BOGOR, Ceklissatu.com – Untuk menghadapi perubahan teknologi, sosial, dan lingkungan yang sedang terjadi secara global, SDM Indonesia di masa depan harus memiliki kompetensi global dan perilaku yang sesuai dengan nilai-nilai Pancasila – sebagaimana tertuang dalam profil Pelajar Pancasila.

Menanggapi hal ini, Kementerian Pendidikan dan Kebudayaan (Kemendikbud) dan Lembaga Pengelola Dana Pendidikan (LPDP) berkolaborasi untuk memperluas ruang lingkup dan sasaran untuk program-program yang dilakukan oleh LPDP.

Bacaan Lainnya

“Kolaborasi Kemendikbud dan LPDP ini akan semakin memperkuat tujuan bersama kita sesuai dengan arahan Pak Presiden RI untuk mencapai SDM unggul. Bersama dengan program S2 dan S3 yang sudah terlaksana dengan baik, kita akan buat proses seleksinya lebih sederhana, lalu kita tambahkan lagi program-program Kampus Merdeka untuk mahasiswa, beasiswa pendidikan dan magang untuk dosen, beasiswa untuk guru, beasiswa untuk mahasiswa, guru, dan dosen di program vokasi, beasiswa untuk adik-adik di bangku SMA, serta beasiswa untuk pelaku budaya,” jelas Menteri Pendidikan dan Kebudayaan (Mendikbud), Nadiem Anwar Makarim, Kamis (22/4/2021).

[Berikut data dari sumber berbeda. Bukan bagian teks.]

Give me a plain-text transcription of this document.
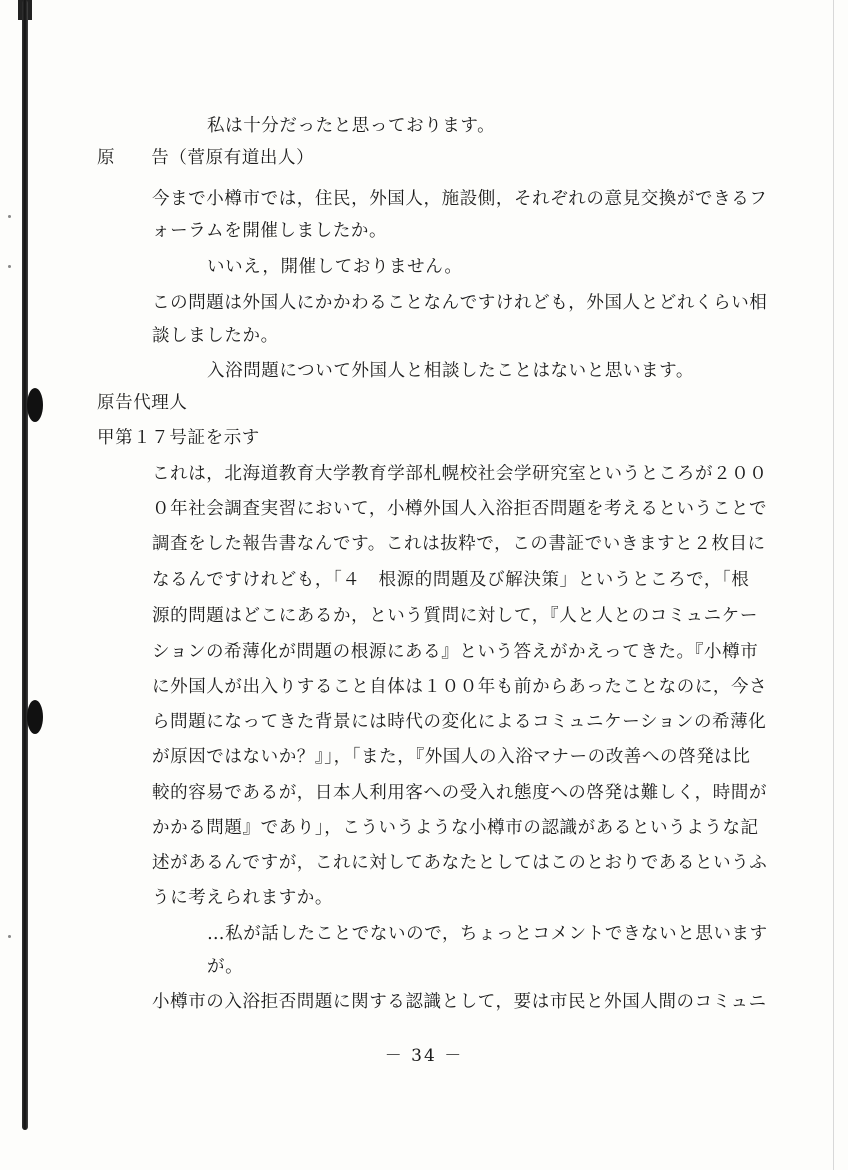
私は十分だったと思っております。
原　　告（菅原有道出人）
今まで小樽市では，住民，外国人，施設側，それぞれの意見交換ができるフ
ォーラムを開催しましたか。
いいえ，開催しておりません。
この問題は外国人にかかわることなんですけれども，外国人とどれくらい相
談しましたか。
入浴問題について外国人と相談したことはないと思います。
原告代理人
甲第１７号証を示す
これは，北海道教育大学教育学部札幌校社会学研究室というところが２００
０年社会調査実習において，小樽外国人入浴拒否問題を考えるということで
調査をした報告書なんです。これは抜粋で，この書証でいきますと２枚目に
なるんですけれども，「４　根源的問題及び解決策」というところで，「根
源的問題はどこにあるか，という質問に対して，『人と人とのコミュニケー
ションの希薄化が問題の根源にある』という答えがかえってきた。『小樽市
に外国人が出入りすること自体は１００年も前からあったことなのに，今さ
ら問題になってきた背景には時代の変化によるコミュニケーションの希薄化
が原因ではないか？』」，「また，『外国人の入浴マナーの改善への啓発は比
較的容易であるが，日本人利用客への受入れ態度への啓発は難しく，時間が
かかる問題』であり」，こういうような小樽市の認識があるというような記
述があるんですが，これに対してあなたとしてはこのとおりであるというふ
うに考えられますか。
…私が話したことでないので，ちょっとコメントできないと思います
が。
小樽市の入浴拒否問題に関する認識として，要は市民と外国人間のコミュニ
－ 34 －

“Jadi, tidak hanya menambah variasi programnya, kita juga perluas sasarannya ke guru dan tenaga pendidikan, serta pelaku budaya di tanah air yang menjadi ujung tombak dalam memajukan dan mensejahterakan masyarakat Indonesia, terutama di kancah dunia,” lanjutnya.

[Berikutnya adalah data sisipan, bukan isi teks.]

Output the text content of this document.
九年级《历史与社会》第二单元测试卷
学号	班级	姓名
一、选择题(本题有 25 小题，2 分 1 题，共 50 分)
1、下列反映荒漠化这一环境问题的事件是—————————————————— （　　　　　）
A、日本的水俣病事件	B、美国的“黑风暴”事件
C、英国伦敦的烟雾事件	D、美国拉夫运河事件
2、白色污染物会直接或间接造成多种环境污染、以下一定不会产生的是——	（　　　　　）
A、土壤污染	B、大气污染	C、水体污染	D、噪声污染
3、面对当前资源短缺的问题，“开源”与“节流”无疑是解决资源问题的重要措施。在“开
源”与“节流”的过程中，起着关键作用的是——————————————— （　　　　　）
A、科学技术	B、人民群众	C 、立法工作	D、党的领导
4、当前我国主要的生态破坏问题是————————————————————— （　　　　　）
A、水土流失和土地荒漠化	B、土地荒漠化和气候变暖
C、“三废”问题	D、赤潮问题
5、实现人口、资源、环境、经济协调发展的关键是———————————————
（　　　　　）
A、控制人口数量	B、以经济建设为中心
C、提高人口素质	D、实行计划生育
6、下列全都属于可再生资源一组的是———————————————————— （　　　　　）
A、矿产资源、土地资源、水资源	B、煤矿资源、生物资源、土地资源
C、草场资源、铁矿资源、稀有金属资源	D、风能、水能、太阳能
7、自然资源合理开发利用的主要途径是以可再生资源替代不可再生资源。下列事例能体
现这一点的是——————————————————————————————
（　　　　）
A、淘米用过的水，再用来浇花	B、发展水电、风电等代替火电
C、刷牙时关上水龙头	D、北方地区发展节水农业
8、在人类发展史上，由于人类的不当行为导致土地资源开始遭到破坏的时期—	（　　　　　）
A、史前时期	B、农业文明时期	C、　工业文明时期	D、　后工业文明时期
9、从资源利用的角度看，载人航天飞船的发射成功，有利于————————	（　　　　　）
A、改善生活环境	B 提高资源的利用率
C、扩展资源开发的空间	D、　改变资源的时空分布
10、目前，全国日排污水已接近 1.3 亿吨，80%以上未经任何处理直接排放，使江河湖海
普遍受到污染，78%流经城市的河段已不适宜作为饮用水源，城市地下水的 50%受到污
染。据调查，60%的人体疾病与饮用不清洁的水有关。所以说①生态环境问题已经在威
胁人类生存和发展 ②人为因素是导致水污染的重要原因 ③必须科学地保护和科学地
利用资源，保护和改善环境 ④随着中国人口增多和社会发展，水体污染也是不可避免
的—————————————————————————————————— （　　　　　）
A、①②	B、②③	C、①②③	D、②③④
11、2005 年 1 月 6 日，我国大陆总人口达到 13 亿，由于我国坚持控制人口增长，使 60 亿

Kementerian Keuangan (Kemenkeu) dalam kesempatan yang sama juga mendukung program-program yang diluncurkan Kemendikbud dan Kementerian Agama (Kemenag) dalam rangka membangun kualitas SDM Indonesia yang unggul.

Menteri Keuangan, Sri Mulyani menuturkan bahwa Merdeka Belajar 10 ini merupakan kolaborasi yang sangat baik antara Kemendikbud dengan Kemenkeu sebagai pengelola Badan Layanan Umum (BLU) dana abadi khususnya di bidang pendidikan.

“Efektifitas dari belanja anggaran pendidikan sangat tergantung kualitas dari programnya,” tekan Menteri Keuangan, Sri Mulyani.

Alokasi dana abadi pendidikan digunakan untuk membiayai beasiswa baik yang sifatnya regular, afirmasi maupun ASN/TNI/Polri.

Sri mengatakan bahwa kebijakan dana abadi tumbuh dari pemikiran untuk menciptakan dana yang bermanfaat antar generasi.

“Kita berharap Kemendikbud dan Kemenag memikirkan desain dari penggunaan dana ini yang bisa dimanfaatkan dengan sebaik mungkin dan tidak terburu-buru untuk dihabiskan pada satu tahun anggaran,” jelasnya.

“LPDP sudah mengalokasikan dana abadinya sebesar Rp70,1 triliun. Dari jumlah tersebut, terdapat dana abadi pendidikan sebesar Rp61,1 triliun, dana abadi pendidikan penelitian sebesar Rp4,99 triliun, dana abadi untuk perguruan tinggi sebesar Rp3 trilliun, dan dana abadi untuk kebudayaan Rp1 triliun,” ungkap Sri.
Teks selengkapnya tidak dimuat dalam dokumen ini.